Polytechnic ATMI Surakarta
- Former names: Academy of Industrial Machine Engineering (1968-)
- Type: Private Roman Catholic Research Non-profit Coeducational Higher education institution
- Established: 1968; 58 years ago
- Religious affiliation: Roman Catholic (Jesuit)
- Academic affiliations: St. Michael Technical School, Surakarta
- Rector: T. Agus Sriyono, SJ
- Location: Surakarta, Central Java, Indonesia 7°32′25.77″S 110°45′58.82″E﻿ / ﻿7.5404917°S 110.7663389°E
- Website: www.atmi.ac.id

= Polytechnic ATMI Surakarta =

Engineering academy in Surakarta, Indonesia

Polytechnic ATMI Surakarta, formerly called Academy of Industrial Machine Engineering, Indonesia, is a mechanical engineering academy established in 1968 with support from the Karya Bakti Foundation of the Indonesian Jesuits. It has developed into a higher education institution with a considerable influence on professional education, especially in the mechanical engineering industry (manufacturing engineering). It is owned and managed by the Society of Jesus.

== Program ==
ATMI Polytechnic Surakarta is an institution of higher education which concentrates on vocational education in manufacturing in Indonesia, having adopted a dual system education model from Germany and Switzerland. The school was first established in 1968 under the name of ATMI (Akademi Tekniknik Mesin Industri) and has always been dedicated to Production Based Education and Training (PBET).

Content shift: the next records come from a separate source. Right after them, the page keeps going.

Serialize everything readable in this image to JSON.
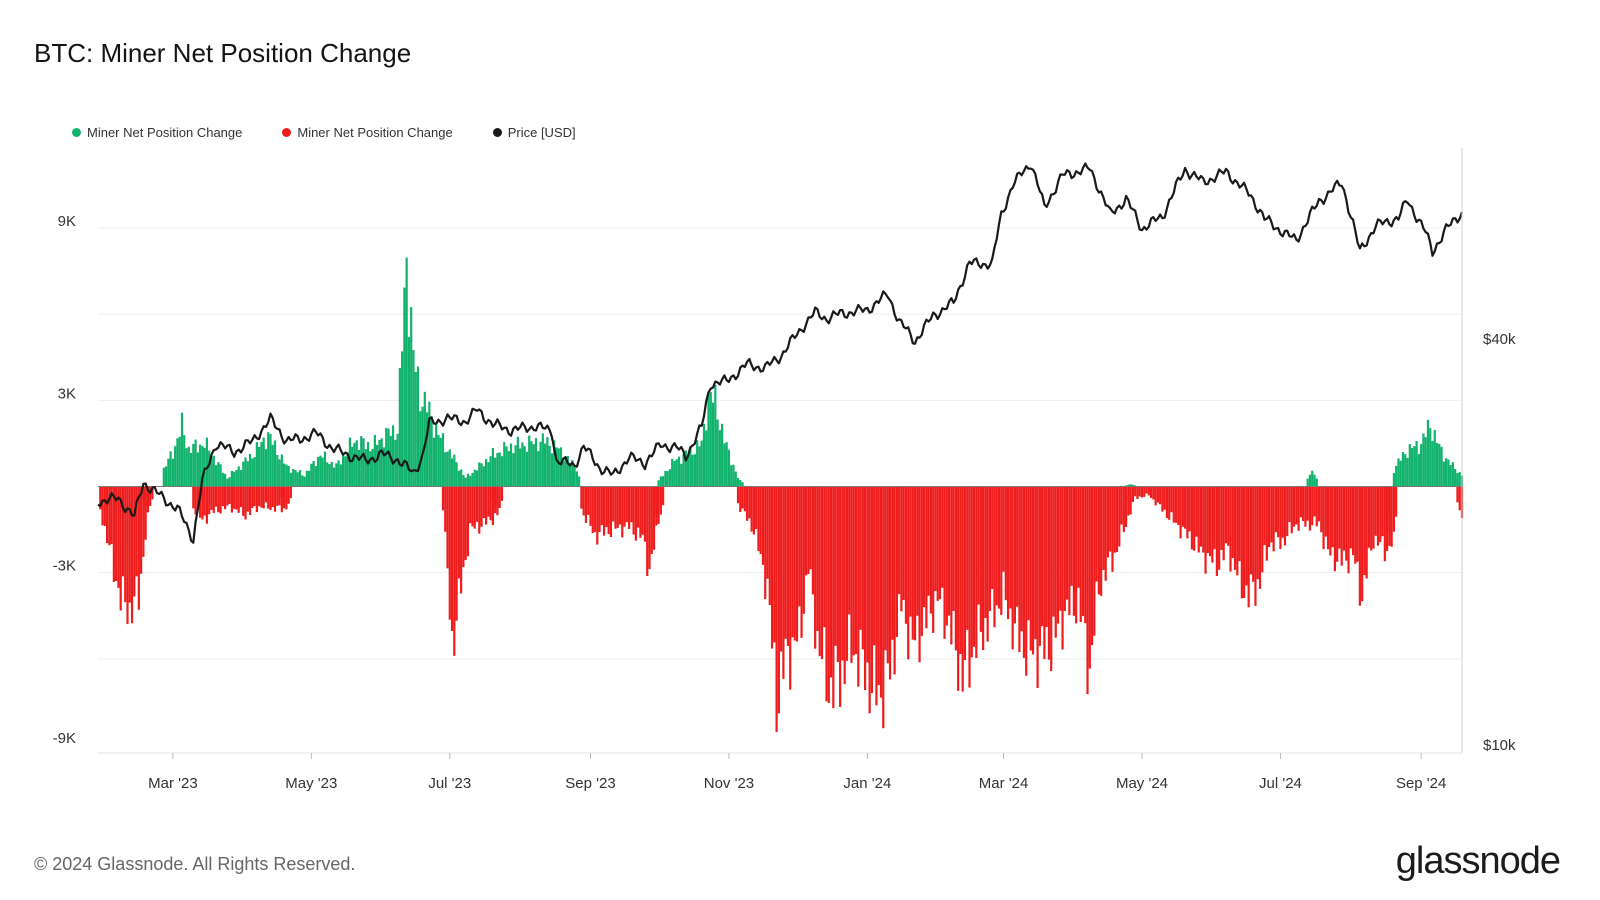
{
  "header": {
    "title": "BTC: Miner Net Position Change"
  },
  "legend": [
    {
      "label": "Miner Net Position Change",
      "color": "#10b26c"
    },
    {
      "label": "Miner Net Position Change",
      "color": "#ee1c1c"
    },
    {
      "label": "Price [USD]",
      "color": "#1a1a1a"
    }
  ],
  "footer": {
    "copyright": "© 2024 Glassnode. All Rights Reserved.",
    "logo": "glassnode"
  },
  "chart_data": {
    "type": "bar",
    "title": "BTC: Miner Net Position Change",
    "x_start": "2023-01-27",
    "x_end": "2024-09-19",
    "x_ticks": [
      {
        "label": "Mar '23",
        "date": "2023-03-01"
      },
      {
        "label": "May '23",
        "date": "2023-05-01"
      },
      {
        "label": "Jul '23",
        "date": "2023-07-01"
      },
      {
        "label": "Sep '23",
        "date": "2023-09-01"
      },
      {
        "label": "Nov '23",
        "date": "2023-11-01"
      },
      {
        "label": "Jan '24",
        "date": "2024-01-01"
      },
      {
        "label": "Mar '24",
        "date": "2024-03-01"
      },
      {
        "label": "May '24",
        "date": "2024-05-01"
      },
      {
        "label": "Jul '24",
        "date": "2024-07-01"
      },
      {
        "label": "Sep '24",
        "date": "2024-09-01"
      }
    ],
    "y_left": {
      "ticks": [
        9000,
        3000,
        -3000,
        -9000
      ],
      "tick_labels": [
        "9K",
        "3K",
        "-3K",
        "-9K"
      ],
      "ylim": [
        -9000,
        9000
      ]
    },
    "y_right": {
      "scale": "log",
      "ticks": [
        40000,
        10000
      ],
      "tick_labels": [
        "$40k",
        "$10k"
      ]
    },
    "grid": true,
    "legend_position": "top-left",
    "series": [
      {
        "name": "Miner Net Position Change",
        "color": "#10b26c",
        "sign": "positive",
        "points": [
          [
            "2023-02-25",
            600
          ],
          [
            "2023-03-01",
            1200
          ],
          [
            "2023-03-05",
            2100
          ],
          [
            "2023-03-08",
            1300
          ],
          [
            "2023-03-15",
            1500
          ],
          [
            "2023-03-20",
            900
          ],
          [
            "2023-03-25",
            300
          ],
          [
            "2023-04-05",
            1100
          ],
          [
            "2023-04-12",
            1800
          ],
          [
            "2023-04-20",
            700
          ],
          [
            "2023-04-28",
            400
          ],
          [
            "2023-05-05",
            1100
          ],
          [
            "2023-05-12",
            700
          ],
          [
            "2023-05-20",
            1600
          ],
          [
            "2023-05-28",
            1400
          ],
          [
            "2023-06-03",
            1800
          ],
          [
            "2023-06-08",
            2000
          ],
          [
            "2023-06-12",
            7900
          ],
          [
            "2023-06-15",
            4500
          ],
          [
            "2023-06-18",
            3200
          ],
          [
            "2023-06-22",
            2600
          ],
          [
            "2023-06-26",
            1800
          ],
          [
            "2023-07-01",
            1200
          ],
          [
            "2023-07-08",
            300
          ],
          [
            "2023-07-20",
            1100
          ],
          [
            "2023-07-28",
            1400
          ],
          [
            "2023-08-05",
            1500
          ],
          [
            "2023-08-12",
            1600
          ],
          [
            "2023-08-18",
            1300
          ],
          [
            "2023-08-25",
            700
          ],
          [
            "2023-10-01",
            200
          ],
          [
            "2023-10-08",
            900
          ],
          [
            "2023-10-15",
            1200
          ],
          [
            "2023-10-20",
            1500
          ],
          [
            "2023-10-23",
            3100
          ],
          [
            "2023-10-26",
            3000
          ],
          [
            "2023-10-30",
            1600
          ],
          [
            "2023-11-05",
            300
          ],
          [
            "2024-04-26",
            80
          ],
          [
            "2024-07-15",
            550
          ],
          [
            "2024-08-20",
            600
          ],
          [
            "2024-08-25",
            1200
          ],
          [
            "2024-09-01",
            1500
          ],
          [
            "2024-09-05",
            2150
          ],
          [
            "2024-09-10",
            1200
          ],
          [
            "2024-09-15",
            700
          ],
          [
            "2024-09-18",
            500
          ]
        ]
      },
      {
        "name": "Miner Net Position Change",
        "color": "#ee1c1c",
        "sign": "negative",
        "points": [
          [
            "2023-01-28",
            -800
          ],
          [
            "2023-02-02",
            -2500
          ],
          [
            "2023-02-06",
            -3900
          ],
          [
            "2023-02-10",
            -4300
          ],
          [
            "2023-02-14",
            -3800
          ],
          [
            "2023-02-18",
            -900
          ],
          [
            "2023-03-10",
            -700
          ],
          [
            "2023-03-14",
            -1200
          ],
          [
            "2023-03-18",
            -900
          ],
          [
            "2023-03-26",
            -700
          ],
          [
            "2023-04-02",
            -1000
          ],
          [
            "2023-04-08",
            -700
          ],
          [
            "2023-04-20",
            -800
          ],
          [
            "2023-06-28",
            -700
          ],
          [
            "2023-07-02",
            -5500
          ],
          [
            "2023-07-06",
            -3500
          ],
          [
            "2023-07-10",
            -1500
          ],
          [
            "2023-07-16",
            -1300
          ],
          [
            "2023-07-22",
            -1000
          ],
          [
            "2023-08-28",
            -800
          ],
          [
            "2023-09-03",
            -1700
          ],
          [
            "2023-09-10",
            -1500
          ],
          [
            "2023-09-18",
            -1400
          ],
          [
            "2023-09-24",
            -1800
          ],
          [
            "2023-09-27",
            -2900
          ],
          [
            "2023-10-01",
            -1300
          ],
          [
            "2023-11-05",
            -600
          ],
          [
            "2023-11-12",
            -1500
          ],
          [
            "2023-11-18",
            -3500
          ],
          [
            "2023-11-22",
            -7400
          ],
          [
            "2023-11-26",
            -6000
          ],
          [
            "2023-12-02",
            -5200
          ],
          [
            "2023-12-06",
            -2800
          ],
          [
            "2023-12-10",
            -5300
          ],
          [
            "2023-12-15",
            -7000
          ],
          [
            "2023-12-20",
            -6600
          ],
          [
            "2023-12-25",
            -5600
          ],
          [
            "2023-12-30",
            -6200
          ],
          [
            "2024-01-03",
            -7000
          ],
          [
            "2024-01-07",
            -7200
          ],
          [
            "2024-01-11",
            -6400
          ],
          [
            "2024-01-16",
            -4100
          ],
          [
            "2024-01-21",
            -5500
          ],
          [
            "2024-01-26",
            -4800
          ],
          [
            "2024-02-01",
            -3900
          ],
          [
            "2024-02-06",
            -4800
          ],
          [
            "2024-02-12",
            -6600
          ],
          [
            "2024-02-18",
            -5400
          ],
          [
            "2024-02-24",
            -4600
          ],
          [
            "2024-03-01",
            -3800
          ],
          [
            "2024-03-06",
            -5000
          ],
          [
            "2024-03-12",
            -5800
          ],
          [
            "2024-03-18",
            -5700
          ],
          [
            "2024-03-23",
            -5400
          ],
          [
            "2024-03-28",
            -4400
          ],
          [
            "2024-04-03",
            -4000
          ],
          [
            "2024-04-08",
            -6400
          ],
          [
            "2024-04-12",
            -3500
          ],
          [
            "2024-04-16",
            -2800
          ],
          [
            "2024-04-20",
            -2200
          ],
          [
            "2024-04-23",
            -1500
          ],
          [
            "2024-04-28",
            -400
          ],
          [
            "2024-05-04",
            -300
          ],
          [
            "2024-05-10",
            -800
          ],
          [
            "2024-05-16",
            -1300
          ],
          [
            "2024-05-22",
            -1800
          ],
          [
            "2024-05-28",
            -2400
          ],
          [
            "2024-06-03",
            -2700
          ],
          [
            "2024-06-08",
            -2200
          ],
          [
            "2024-06-13",
            -3300
          ],
          [
            "2024-06-17",
            -3800
          ],
          [
            "2024-06-22",
            -3300
          ],
          [
            "2024-06-26",
            -2000
          ],
          [
            "2024-07-02",
            -1900
          ],
          [
            "2024-07-08",
            -1300
          ],
          [
            "2024-07-18",
            -1300
          ],
          [
            "2024-07-22",
            -2300
          ],
          [
            "2024-07-28",
            -2600
          ],
          [
            "2024-08-02",
            -2400
          ],
          [
            "2024-08-06",
            -3800
          ],
          [
            "2024-08-11",
            -1800
          ],
          [
            "2024-08-16",
            -2200
          ],
          [
            "2024-08-19",
            -2100
          ],
          [
            "2024-09-19",
            -1100
          ]
        ]
      },
      {
        "name": "Price [USD]",
        "color": "#1a1a1a",
        "axis": "right",
        "points": [
          [
            "2023-01-27",
            23000
          ],
          [
            "2023-02-05",
            23200
          ],
          [
            "2023-02-12",
            21800
          ],
          [
            "2023-02-16",
            24500
          ],
          [
            "2023-02-25",
            23200
          ],
          [
            "2023-03-03",
            22400
          ],
          [
            "2023-03-10",
            20200
          ],
          [
            "2023-03-14",
            24600
          ],
          [
            "2023-03-20",
            28000
          ],
          [
            "2023-03-28",
            27200
          ],
          [
            "2023-04-05",
            28200
          ],
          [
            "2023-04-13",
            30400
          ],
          [
            "2023-04-20",
            28300
          ],
          [
            "2023-04-26",
            28400
          ],
          [
            "2023-05-03",
            29000
          ],
          [
            "2023-05-10",
            27600
          ],
          [
            "2023-05-16",
            27000
          ],
          [
            "2023-05-25",
            26400
          ],
          [
            "2023-06-01",
            27000
          ],
          [
            "2023-06-08",
            26500
          ],
          [
            "2023-06-15",
            25300
          ],
          [
            "2023-06-19",
            26800
          ],
          [
            "2023-06-22",
            30000
          ],
          [
            "2023-06-30",
            30500
          ],
          [
            "2023-07-08",
            30200
          ],
          [
            "2023-07-13",
            31400
          ],
          [
            "2023-07-20",
            29900
          ],
          [
            "2023-07-28",
            29300
          ],
          [
            "2023-08-08",
            29700
          ],
          [
            "2023-08-15",
            29200
          ],
          [
            "2023-08-17",
            26400
          ],
          [
            "2023-08-25",
            26000
          ],
          [
            "2023-08-29",
            27700
          ],
          [
            "2023-09-05",
            25800
          ],
          [
            "2023-09-11",
            25100
          ],
          [
            "2023-09-18",
            26700
          ],
          [
            "2023-09-25",
            26200
          ],
          [
            "2023-10-02",
            27900
          ],
          [
            "2023-10-09",
            27600
          ],
          [
            "2023-10-13",
            26800
          ],
          [
            "2023-10-20",
            29600
          ],
          [
            "2023-10-24",
            34400
          ],
          [
            "2023-10-31",
            34600
          ],
          [
            "2023-11-09",
            36700
          ],
          [
            "2023-11-17",
            36200
          ],
          [
            "2023-11-24",
            37800
          ],
          [
            "2023-12-04",
            41900
          ],
          [
            "2023-12-09",
            43800
          ],
          [
            "2023-12-14",
            42900
          ],
          [
            "2023-12-20",
            43600
          ],
          [
            "2024-01-01",
            44200
          ],
          [
            "2024-01-10",
            46600
          ],
          [
            "2024-01-15",
            42500
          ],
          [
            "2024-01-22",
            39700
          ],
          [
            "2024-01-30",
            43300
          ],
          [
            "2024-02-08",
            45300
          ],
          [
            "2024-02-15",
            51800
          ],
          [
            "2024-02-25",
            51700
          ],
          [
            "2024-02-29",
            61100
          ],
          [
            "2024-03-05",
            67600
          ],
          [
            "2024-03-13",
            73100
          ],
          [
            "2024-03-19",
            62600
          ],
          [
            "2024-03-27",
            69900
          ],
          [
            "2024-04-08",
            71600
          ],
          [
            "2024-04-17",
            61200
          ],
          [
            "2024-04-24",
            64500
          ],
          [
            "2024-05-01",
            58300
          ],
          [
            "2024-05-10",
            60800
          ],
          [
            "2024-05-20",
            71400
          ],
          [
            "2024-05-28",
            68300
          ],
          [
            "2024-06-07",
            70800
          ],
          [
            "2024-06-18",
            65200
          ],
          [
            "2024-06-24",
            60300
          ],
          [
            "2024-07-04",
            57000
          ],
          [
            "2024-07-08",
            56100
          ],
          [
            "2024-07-18",
            64000
          ],
          [
            "2024-07-28",
            68200
          ],
          [
            "2024-08-05",
            53900
          ],
          [
            "2024-08-12",
            58900
          ],
          [
            "2024-08-22",
            60500
          ],
          [
            "2024-08-26",
            64200
          ],
          [
            "2024-09-03",
            57500
          ],
          [
            "2024-09-06",
            53900
          ],
          [
            "2024-09-12",
            58100
          ],
          [
            "2024-09-19",
            61700
          ]
        ]
      }
    ]
  }
}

ATMI Polytechnic first received university level ISO quality certification in the education and production field. The ISO 9001: 2000 quality assurance has been obtained since September 21, 2001, and its implementation is audited annually. The standard update to ISO 9001: 2008 was implemented on May 18, 2010.

ATMI Surakarta has 3 study programs, namely: Industrial Machinery Engineering, and Mechatronics Engineering, Mechanical and Machine Design Technique.